Son características de esta visión:
1. El contrato puede ser un instrumento de las políticas públicas: el contrato no puede considerarse un medio destinado exclusivamente a la satisfacción de intereses individuales o “egoístas”, ya que debe servir como instrumento de política pública para alcanzar finalidades que le interesan a la sociedad y que imponen la intervención estatal en la órbita individual62.
2. El interés público es un limitante legítimo del interés privado: si bien la voluntad individual es capaz de generar obligaciones, en virtud de la autodeterminación de intereses privados, también debe admitirse que existen otras obligaciones impuestas por la comunidad política (interés general), las cuales buscan proteger a los contratantes que se encuentran en situaciones de desigualdad o intervenir en vínculos contractuales de especial relevancia en el contexto social63. Esto se debe a que el capitalismo mostró que en muchos contratos una parte impone las condiciones negociales a las demás64, frente a lo cual el interés público tiene capacidad de injerencia para salvaguardar a todos aquellos que demandan o consumen el mismo bien o servicio, y dicha injerencia tiene como consecuencia que el contrato surtirá efectos que van más allá de lo pactado.
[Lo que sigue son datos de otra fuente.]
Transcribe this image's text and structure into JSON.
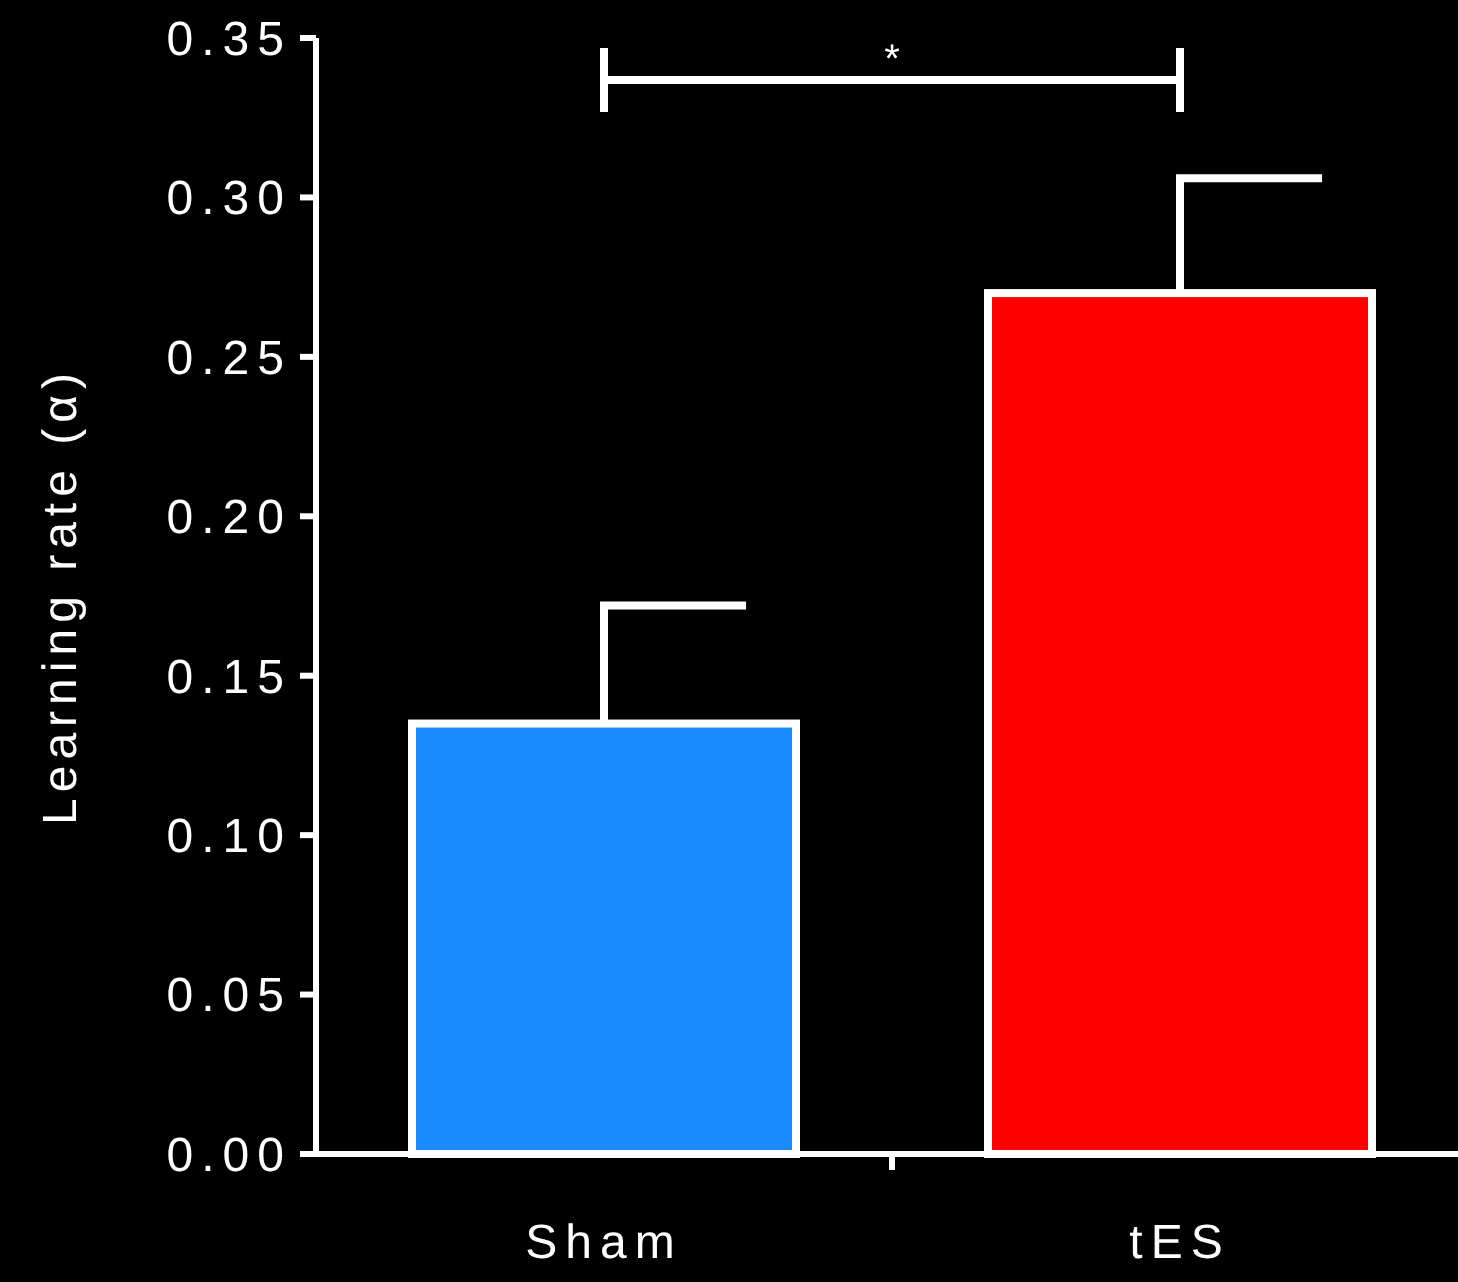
{
  "chart_data": {
    "type": "bar",
    "ylabel": "Learning rate (α)",
    "categories": [
      "Sham",
      "tES"
    ],
    "values": [
      0.135,
      0.27
    ],
    "colors": [
      "#1a8cff",
      "#ff0000"
    ],
    "errors": [
      [
        0.135,
        0.172
      ],
      [
        0.27,
        0.306
      ]
    ],
    "ylim": [
      0,
      0.35
    ],
    "yticks": [
      {
        "value": 0,
        "label": "0.00"
      },
      {
        "value": 0.05,
        "label": "0.05"
      },
      {
        "value": 0.1,
        "label": "0.10"
      },
      {
        "value": 0.15,
        "label": "0.15"
      },
      {
        "value": 0.2,
        "label": "0.20"
      },
      {
        "value": 0.25,
        "label": "0.25"
      },
      {
        "value": 0.3,
        "label": "0.30"
      },
      {
        "value": 0.35,
        "label": "0.35"
      }
    ],
    "grid": false,
    "annotations": [
      "*"
    ]
  }
}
3. Interdependencia entre la voluntad individual y la general: la voluntad individual en manera alguna resulta sustituida por la voluntad general, pero entre ellas sí se teje una recíproca dependencia por la cual la primera encuentra límites en esta última, pues le impone “sacrificios” (cargas) que se estiman necesarios para el correcto funcionamiento de la sociedad65. Visiones más radicales consideraron que los efectos del contrato no podían depender de la voluntad de los sujetos, pues debían pasar por el tamiz de la solidaridad social66. En otras palabras, al margen de que el contrato pueda nacer de la voluntad de las partes, una vez se perfecciona se despersonaliza en sus consecuencias para admitir una estricta intervención en ellas que permita salvaguardar valores propios de la solidaridad social, la cual es condición para el correcto funcionamiento de la sociedad.
4. Carácter imperativo de la buena fe: la justicia debe estar inmersa en el contenido del contrato, en directa aplicación de deberes morales derivados del principio de buena fe67, de suerte que la equivalencia de las prestaciones, la prohibición del abuso de la posición contractual dominante, y el reconocimiento de límites derivados de la moral social son reglas de plena aplicación a los vínculos contractuales. Lo convenido no es “necesariamente” lo justo, como se propugnó en la teoría clásica, sino que lo justo deviene de un análisis extracontractual, el cual impone verificar aspectos morales propios de cualquier relación jurídica, tales como el tipo de relación que tienen las partes, la equivalencia de las prestaciones, el límite al ejercicio de los derechos, la exigencia de la buena fe y la finalidad socioeconómica del contrato68. El contenido del contrato, entonces, “se complementa con las directrices normativas de la autonomía, las cláusulas generales, el solidarismo contractual, las pautas de equilibrio, proporcionalidad, utilidad, exclusión del abuso y las obligaciones contiguas, sin reducirse estrictamente a lo escrito o acordado […]. El Estado puede establecer un contenido mínimo legalmente impuesto, por ius cogens”69.
5. Existencia de deberes derivados de la buena fe y la solidaridad: las obligaciones del contrato no se limitan a las expresamente pactadas por las partes, ni a las que se incorporan de forma natural para llenar los vacíos contractuales en virtud de normas supletivas de la voluntad, sino que existen otros deberes, derivados de la solidaridad y la buena fe, que resultan más importantes y decisivos que los anteriores, en tanto condicionan y facilitan la ejecución de aquellos70.